Written Content of the webpage and the printed document is fine. However, its more of the look that is not matching for now.

I`ve limited time in my hand to get the changes and thus wanted to understand:

a) what area to look upon b) what tool to used

Sorry for asking too much in one query, but though to provide the exact issue.

Thanks in advance to the community for your suggestions and support.

gary.turner's picture
Last seen: 1 year 48 weeks ago
Timezone: GMT-6
Joined: 2004-06-25
Posts: 9776
Points: 3858

Not a font expert, but …

Jason, you may be asking the impossible, or at least the wrong question.

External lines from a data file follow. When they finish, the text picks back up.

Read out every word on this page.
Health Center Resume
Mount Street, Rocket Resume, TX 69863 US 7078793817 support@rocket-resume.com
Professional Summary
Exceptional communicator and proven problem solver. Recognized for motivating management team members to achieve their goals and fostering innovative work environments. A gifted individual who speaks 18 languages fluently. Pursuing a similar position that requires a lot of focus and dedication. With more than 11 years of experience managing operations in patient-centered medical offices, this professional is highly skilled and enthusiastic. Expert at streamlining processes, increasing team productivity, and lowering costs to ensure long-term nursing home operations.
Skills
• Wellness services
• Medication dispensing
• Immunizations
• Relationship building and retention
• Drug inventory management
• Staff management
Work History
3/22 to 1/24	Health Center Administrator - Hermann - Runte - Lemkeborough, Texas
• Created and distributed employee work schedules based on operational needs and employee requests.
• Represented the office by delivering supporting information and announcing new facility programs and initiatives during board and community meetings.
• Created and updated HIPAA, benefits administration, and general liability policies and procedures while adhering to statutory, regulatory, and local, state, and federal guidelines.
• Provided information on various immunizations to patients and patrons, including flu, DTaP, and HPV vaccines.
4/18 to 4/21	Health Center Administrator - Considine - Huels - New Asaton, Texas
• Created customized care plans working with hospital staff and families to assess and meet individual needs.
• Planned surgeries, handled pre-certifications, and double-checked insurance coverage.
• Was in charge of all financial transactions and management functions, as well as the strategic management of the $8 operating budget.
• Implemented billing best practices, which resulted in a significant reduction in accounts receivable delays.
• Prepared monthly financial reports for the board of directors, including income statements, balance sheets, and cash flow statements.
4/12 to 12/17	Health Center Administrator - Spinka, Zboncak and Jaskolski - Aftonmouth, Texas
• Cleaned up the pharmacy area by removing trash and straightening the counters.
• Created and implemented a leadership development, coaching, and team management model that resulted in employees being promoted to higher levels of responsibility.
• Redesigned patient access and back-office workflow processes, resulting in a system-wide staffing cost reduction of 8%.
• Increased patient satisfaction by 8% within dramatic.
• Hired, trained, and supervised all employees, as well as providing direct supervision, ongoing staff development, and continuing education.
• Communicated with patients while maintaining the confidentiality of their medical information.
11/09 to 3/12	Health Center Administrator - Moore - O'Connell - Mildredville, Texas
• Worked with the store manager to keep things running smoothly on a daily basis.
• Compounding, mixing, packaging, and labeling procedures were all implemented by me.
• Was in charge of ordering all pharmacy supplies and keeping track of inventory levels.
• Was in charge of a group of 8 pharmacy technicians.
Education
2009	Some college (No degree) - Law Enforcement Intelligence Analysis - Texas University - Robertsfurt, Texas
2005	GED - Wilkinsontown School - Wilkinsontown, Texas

Good print fonts and good web fonts are not the same. You can use the same fonts, but each medium has a different requirement for use. We can begin with pixels or points per inch (ppi). Print, even on cheap newsprint, has a much higher ppi than even the highest resolution monitor. That means that print can use serif fonts and/or fonts with much lower aspect ratios (roughly, the ratio of the height of lower case characters to upper case). With decent resolution, the printed word is easier to read. For monitors though, we use higher aspect ratios and sans-serif fonts for greater clarity.

In each case, a font that is easier to read is chosen for the particular medium. The glyphs that are good for one may terrible on the other. It is often possible to choose similar fonts, but identical fonts will likely be sub-optimal in one or the other.

Remember, too, that you do not control the viewers choices in a web page. He can change or even completely ignore your choices. I do all the time, especially when the glyphs are hard to read; that or I simply go elsewhere.


If your web page is as clever as you can make it, it's probably too clever for you to debug or maintain.